The Canon Vixia hf200 HD

There was a time when creating real, professional quality video meant buying a real, professional quality camcorder. If you wanted to really make an indie film or shoot great looking weddings, you were looking at a camera that cost about as much as a new car. With these tapeless HD cameras like the canon vixia hf200 HD, that’s no longer the case. You can now get a great, high quality camera for the cost of what is essentially a toy camera.

The hf200 is the evolution of the hf100, and if you’re wondering if it comes from good breeding stock, well… The hf10 was actually used on the set of Crank: High Voltage. So not only CAN you get great, professional quality footage with this consumer grade camera, but others have already done so, and released the results to a major audience.

And of course, the only real difference between the HF10 and 100? The HF10 has an internal memory. Other than that, they’re essentially the same camera. At the time they made that film, the cameras cost them one thousand USD. Since, the price has dropped considerably.

The camera records directly onto an SDHC card which, at sixteen gigs, can hold around two hours of video at the highest quality settings. This means that if you’re just recording some stuff for fun and don’t care about quality, you can get hours upon hours upon hours of footage with just one card.
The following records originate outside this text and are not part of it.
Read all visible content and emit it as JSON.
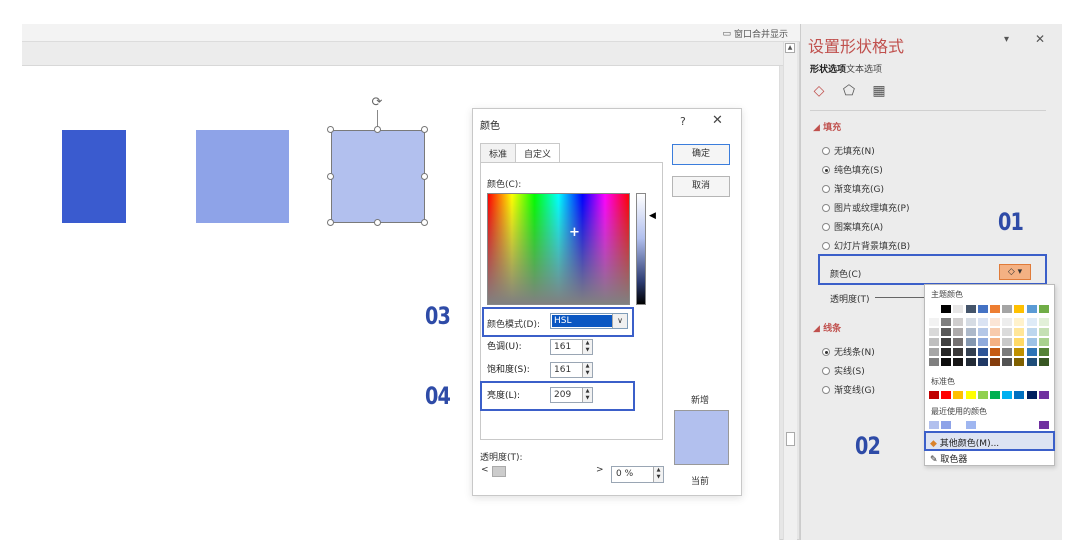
{
  "toolbar": {
    "merge_window": "窗口合并显示"
  },
  "dialog": {
    "title": "颜色",
    "help": "?",
    "close": "✕",
    "tabs": [
      "标准",
      "自定义"
    ],
    "colors_label": "颜色(C):",
    "mode_label": "颜色模式(D):",
    "mode_value": "HSL",
    "hue_label": "色调(U):",
    "hue_value": "161",
    "sat_label": "饱和度(S):",
    "sat_value": "161",
    "lum_label": "亮度(L):",
    "lum_value": "209",
    "ok": "确定",
    "cancel": "取消",
    "new_label": "新增",
    "current_label": "当前",
    "transparency_label": "透明度(T):",
    "transparency_value": "0 %",
    "slider_left": "<",
    "slider_right": ">"
  },
  "panel": {
    "title": "设置形状格式",
    "tab_shape": "形状选项",
    "tab_text": "文本选项",
    "fill_heading": "填充",
    "fill_options": [
      "无填充(N)",
      "纯色填充(S)",
      "渐变填充(G)",
      "图片或纹理填充(P)",
      "图案填充(A)",
      "幻灯片背景填充(B)"
    ],
    "color_label": "颜色(C)",
    "transparency_label": "透明度(T)",
    "line_heading": "线条",
    "line_options": [
      "无线条(N)",
      "实线(S)",
      "渐变线(G)"
    ]
  },
  "palette": {
    "theme_heading": "主题颜色",
    "standard_heading": "标准色",
    "recent_heading": "最近使用的颜色",
    "more_colors": "其他颜色(M)...",
    "eyedropper": "取色器"
  },
  "annotations": {
    "n01": "01",
    "n02": "02",
    "n03": "03",
    "n04": "04"
  },
  "colors": {
    "shape1": "#3a5bcf",
    "shape2": "#8ea3e8",
    "shape3": "#b2c0ee",
    "accent": "#c0504d",
    "highlight": "#3b5fc9"
  }
}
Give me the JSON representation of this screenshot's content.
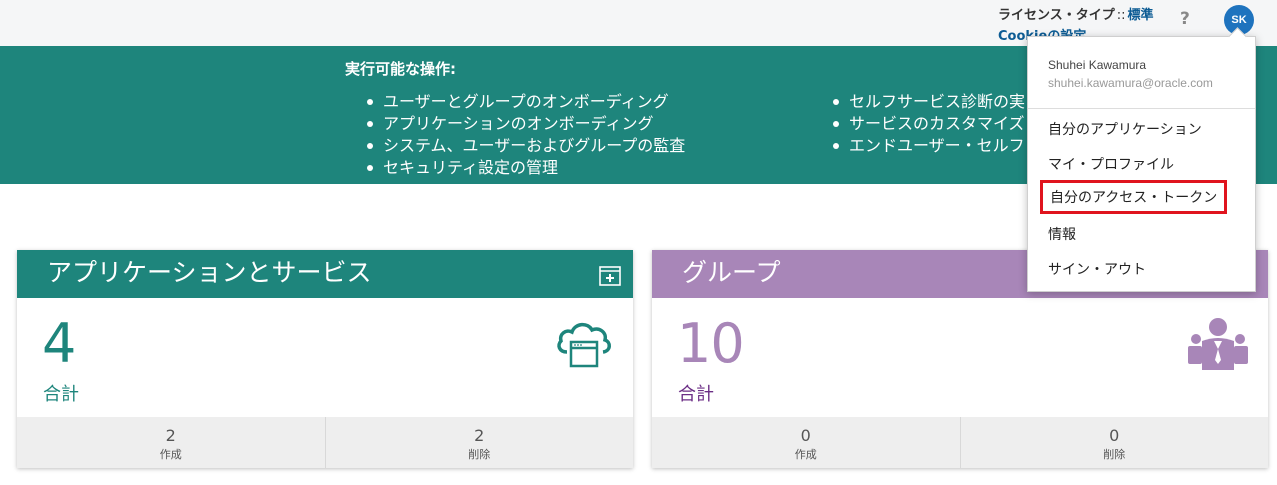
{
  "header": {
    "license_label": "ライセンス・タイプ",
    "license_sep": "::",
    "license_value": "標準",
    "cookie_link": "Cookieの設定",
    "help_icon": "?",
    "avatar_initials": "SK"
  },
  "banner": {
    "title": "実行可能な操作:",
    "left_actions": [
      "ユーザーとグループのオンボーディング",
      "アプリケーションのオンボーディング",
      "システム、ユーザーおよびグループの監査",
      "セキュリティ設定の管理"
    ],
    "right_actions": [
      "セルフサービス診断の実",
      "サービスのカスタマイズ",
      "エンドユーザー・セルフ"
    ]
  },
  "cards": {
    "apps": {
      "title": "アプリケーションとサービス",
      "count": "4",
      "total_label": "合計",
      "created_value": "2",
      "created_label": "作成",
      "deleted_value": "2",
      "deleted_label": "削除",
      "header_icon": "add-window-icon",
      "icon": "cloud-app-icon"
    },
    "groups": {
      "title": "グループ",
      "count": "10",
      "total_label": "合計",
      "created_value": "0",
      "created_label": "作成",
      "deleted_value": "0",
      "deleted_label": "削除",
      "icon": "group-people-icon"
    }
  },
  "user_menu": {
    "name": "Shuhei Kawamura",
    "email": "shuhei.kawamura@oracle.com",
    "items": [
      "自分のアプリケーション",
      "マイ・プロファイル",
      "自分のアクセス・トークン",
      "情報",
      "サイン・アウト"
    ],
    "highlight_color": "#e0141e"
  },
  "colors": {
    "teal": "#1e857c",
    "purple": "#a886b8",
    "link_blue": "#0d5c94",
    "avatar_blue": "#1e73be"
  }
}
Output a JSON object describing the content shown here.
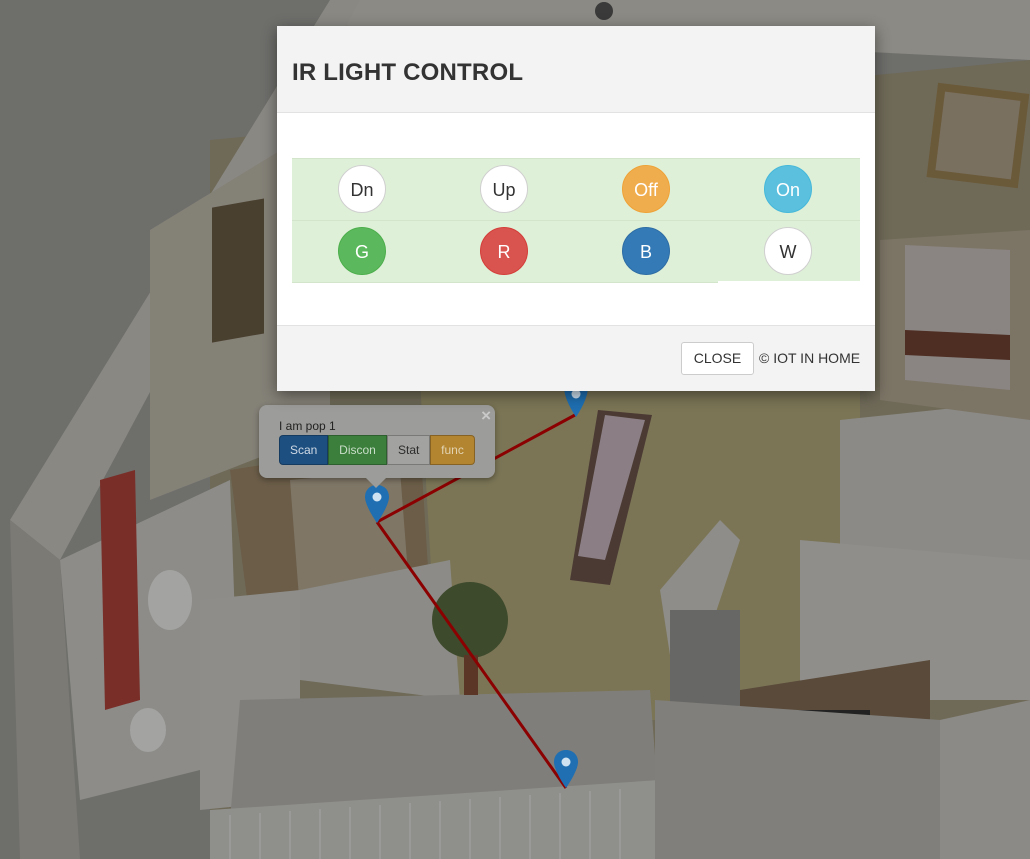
{
  "modal": {
    "title": "IR LIGHT CONTROL",
    "buttons": [
      {
        "label": "Dn",
        "style": "default"
      },
      {
        "label": "Up",
        "style": "default"
      },
      {
        "label": "Off",
        "style": "warning"
      },
      {
        "label": "On",
        "style": "info"
      },
      {
        "label": "G",
        "style": "success"
      },
      {
        "label": "R",
        "style": "danger"
      },
      {
        "label": "B",
        "style": "primary"
      },
      {
        "label": "W",
        "style": "default"
      }
    ],
    "close_label": "CLOSE",
    "copyright": "© IOT IN HOME"
  },
  "popover": {
    "title": "I am pop 1",
    "close_glyph": "×",
    "buttons": [
      {
        "label": "Scan"
      },
      {
        "label": "Discon"
      },
      {
        "label": "Stat"
      },
      {
        "label": "func"
      }
    ]
  },
  "colors": {
    "row_background": "#dff0d8",
    "warning": "#f0ad4e",
    "info": "#5bc0de",
    "success": "#5cb85c",
    "danger": "#d9534f",
    "primary": "#337ab7",
    "connection_line": "#8b0000",
    "map_pin": "#1f6fb2"
  }
}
It really is designed for the indie filmmaker, especially those that want something light weight and easy to use to record some fast paced footage. It comes with an external microphone jack so that you can attach a boom mic, as well as a headphone jack for playback or to make sure you know what’s being picked up, an accessory shoe, built in neutral density filter, and a threaded lens barrel, so you can switch out lenses to your heart’s content.

The only draw backs are a lack of a view finder (just a viewing screen) and no focus ring. But, if you know how to work around that, you’ll hardly notice that they’re not there.

If you just want to get into the specs, they’re quite nice. You have a 3.2 megapixel CMOS sensor, the lens speed goes at F/1 8-3.0. The filter diameter is a nice thirty seven mm, 12x optical zoom, optical image stabilizer, two point seven inch LCD screen, and without the battery, it only weighs about three hundred eighty g.

It films in 1080p. It looks good enough on the big screen, so it’ll look just fine on your HDTV. It really is exactly the camera you’ve been looking for if you want to make your own movies and you don’t want to go through the whole Hollywood process. The fact is that indie film is on its way back, and we mean true indie film, not those twenty million dollar projects released by New Line. Real, true indie is coming back, and it’s all thanks to cameras like the canon vixia hf200 hd.